ESPAÇO ABERTO - Quando o prazer não acontece
PUBLICAÇÃO
sábado, 26 de junho de 2004
Moacir Costa 
Existem muitos homens que enganosamente acreditam ter satisfação sexual. Afinal de contas para eles basta ter uma ereção vigorosa, partir para o ato, ejacular em poucos minutos e o problema está resolvido.
Ledo engano. Essa história de ''liquidar'' o assunto rapidamente é fruto da incapacidade de se envolver e se comprometer com a mulher. Isso contribui para que esses homens continuem angustiados, tensos, como se faltasse alguma coisa importante para torná-los felizes.

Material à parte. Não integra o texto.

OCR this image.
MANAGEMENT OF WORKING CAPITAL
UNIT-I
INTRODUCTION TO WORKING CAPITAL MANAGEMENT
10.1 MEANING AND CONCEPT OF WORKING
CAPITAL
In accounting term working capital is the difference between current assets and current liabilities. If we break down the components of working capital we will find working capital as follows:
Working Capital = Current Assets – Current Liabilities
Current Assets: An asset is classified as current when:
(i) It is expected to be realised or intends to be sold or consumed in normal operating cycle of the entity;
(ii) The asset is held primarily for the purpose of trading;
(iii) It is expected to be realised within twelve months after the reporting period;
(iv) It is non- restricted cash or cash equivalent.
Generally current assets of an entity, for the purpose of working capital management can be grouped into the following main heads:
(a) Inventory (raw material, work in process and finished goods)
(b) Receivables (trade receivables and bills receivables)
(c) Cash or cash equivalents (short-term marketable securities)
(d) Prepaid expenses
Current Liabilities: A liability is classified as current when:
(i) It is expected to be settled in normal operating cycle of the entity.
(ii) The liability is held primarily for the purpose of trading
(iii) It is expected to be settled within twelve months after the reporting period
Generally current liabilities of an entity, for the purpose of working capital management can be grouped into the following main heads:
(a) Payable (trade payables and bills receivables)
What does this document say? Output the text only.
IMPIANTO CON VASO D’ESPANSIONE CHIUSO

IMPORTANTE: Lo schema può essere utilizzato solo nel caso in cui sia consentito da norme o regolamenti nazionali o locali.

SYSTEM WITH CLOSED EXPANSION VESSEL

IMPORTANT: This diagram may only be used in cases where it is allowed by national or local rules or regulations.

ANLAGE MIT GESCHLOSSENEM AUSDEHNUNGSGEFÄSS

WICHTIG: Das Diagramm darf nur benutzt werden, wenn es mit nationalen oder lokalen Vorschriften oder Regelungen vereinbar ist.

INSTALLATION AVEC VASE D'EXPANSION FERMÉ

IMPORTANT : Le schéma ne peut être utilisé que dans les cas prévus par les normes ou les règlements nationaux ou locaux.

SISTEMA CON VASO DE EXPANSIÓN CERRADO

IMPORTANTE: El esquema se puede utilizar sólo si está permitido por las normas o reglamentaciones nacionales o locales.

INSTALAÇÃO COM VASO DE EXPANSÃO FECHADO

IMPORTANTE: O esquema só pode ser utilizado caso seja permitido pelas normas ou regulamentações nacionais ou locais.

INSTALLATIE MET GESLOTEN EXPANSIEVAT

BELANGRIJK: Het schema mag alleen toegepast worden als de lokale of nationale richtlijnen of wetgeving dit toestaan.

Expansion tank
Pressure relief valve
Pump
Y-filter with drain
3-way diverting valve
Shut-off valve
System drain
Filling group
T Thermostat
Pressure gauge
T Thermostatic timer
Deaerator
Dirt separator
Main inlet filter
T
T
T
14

A rapidez ejaculatória é um verdadeiro desmancha prazer na vida desses homens, ou melhor, de casais, quando o parceiro é incapaz de cultivar a intimidade como se fosse um parque de diversão. Pelo contrário, eles têm a sensação de que a vida sexual se tornou um verdadeiro campo de batalha.
O pior disso tudo é que esses homens, até pouco tempo atrás, achavam tudo normal. As suas parceiras eram inexperientes e muitas delas não tinham tido outro parceiro sexual, pelo fato de terem se casado virgem. Isso fazia uma enorme diferença, a ponto da mulher se sentir responsável pela rapidez ejaculatória do ''macho''.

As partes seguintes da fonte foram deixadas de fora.